Since 1997, the Wild Ones Lorrie Otto Seeds for Education grant program has been connecting thousands of children with nature from preschool to high school. Garden projects need to be learner-based, hands-on and incorporate ecological concepts. Children must be involved in the planning of the project as well as the planting and maintenance.

This year, Wild Ones awarded a total of 10 grants to schools, churches and other nonprofits across the country. Look for the Seeds for Education application on wildones.org starting mid July if interested in a grant for your organization. Children K – 12 must be involved in the planning to the execution of the garden.

To date, 253 Wild Ones Seeds for Educations grants have funded native plants and seeds for hands-on outdoor learning sites for preschool-12th graders.

See awardee list.


2 Responses to “Wild Ones Awards 10 Seeds for Education Grants”

  1. Eric Grant


    Our director, Rachel Chanel Adams, has a philanthropic outreach with a peer-to-peer non-profit learning center in Port-Au-Prince, Haiti called Bisou Bisou Haiti. They are looking to implement ways to teach the students about sustainability, gardening, and protecting the planet.

    Do you know of any programs that would donate to the creation of a garden at the center in Port-Au-Prince or would sponsor some of the students with a travel grant to come to the US and learn about the learn the practice in order to return to PAP and teach the students there?
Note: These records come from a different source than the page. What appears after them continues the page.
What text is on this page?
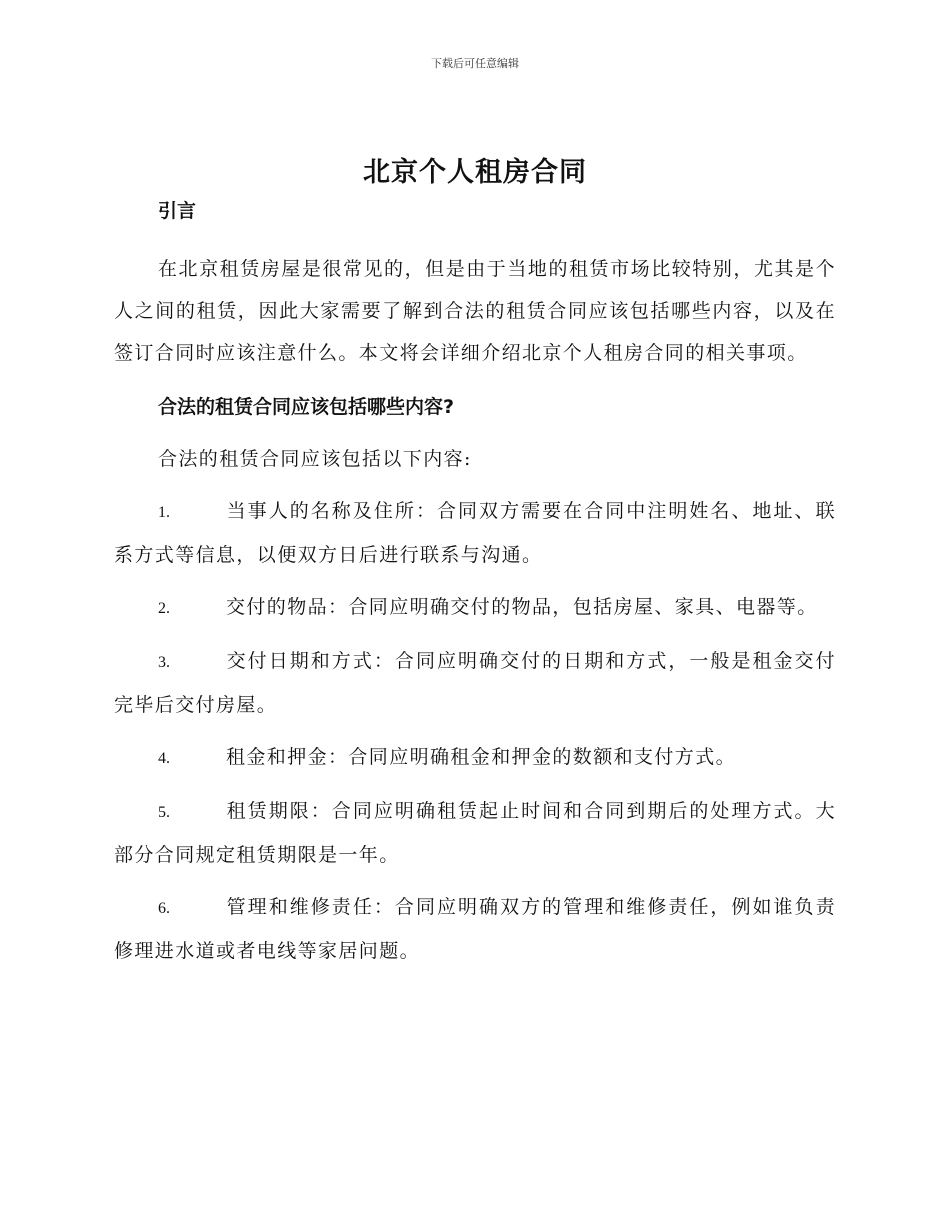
下载后可任意编辑
北京个人租房合同

引言

在北京租赁房屋是很常见的，但是由于当地的租赁市场比较特别，尤其是个人之间的租赁，因此大家需要了解到合法的租赁合同应该包括哪些内容，以及在签订合同时应该注意什么。本文将会详细介绍北京个人租房合同的相关事项。

合法的租赁合同应该包括哪些内容?

合法的租赁合同应该包括以下内容:

1.	当事人的名称及住所：合同双方需要在合同中注明姓名、地址、联系方式等信息，以便双方日后进行联系与沟通。

2.	交付的物品：合同应明确交付的物品，包括房屋、家具、电器等。

3.	交付日期和方式：合同应明确交付的日期和方式，一般是租金交付完毕后交付房屋。

4.	租金和押金：合同应明确租金和押金的数额和支付方式。

5.	租赁期限：合同应明确租赁起止时间和合同到期后的处理方式。大部分合同规定租赁期限是一年。

6.	管理和维修责任：合同应明确双方的管理和维修责任，例如谁负责修理进水道或者电线等家居问题。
Any information would be helpful.

    More information can be found about the partnership can be found here:



    • janetrothe


      Thank you for contacting Wild Ones. I am not aware of a program in your area that would support the creation of a garden.

      I would suggest investigating the below organizations to see if they may be helpful.


      I wish you the best in creating a pollinator garden! It’s always fun to hear from folks that are working to create a better environment.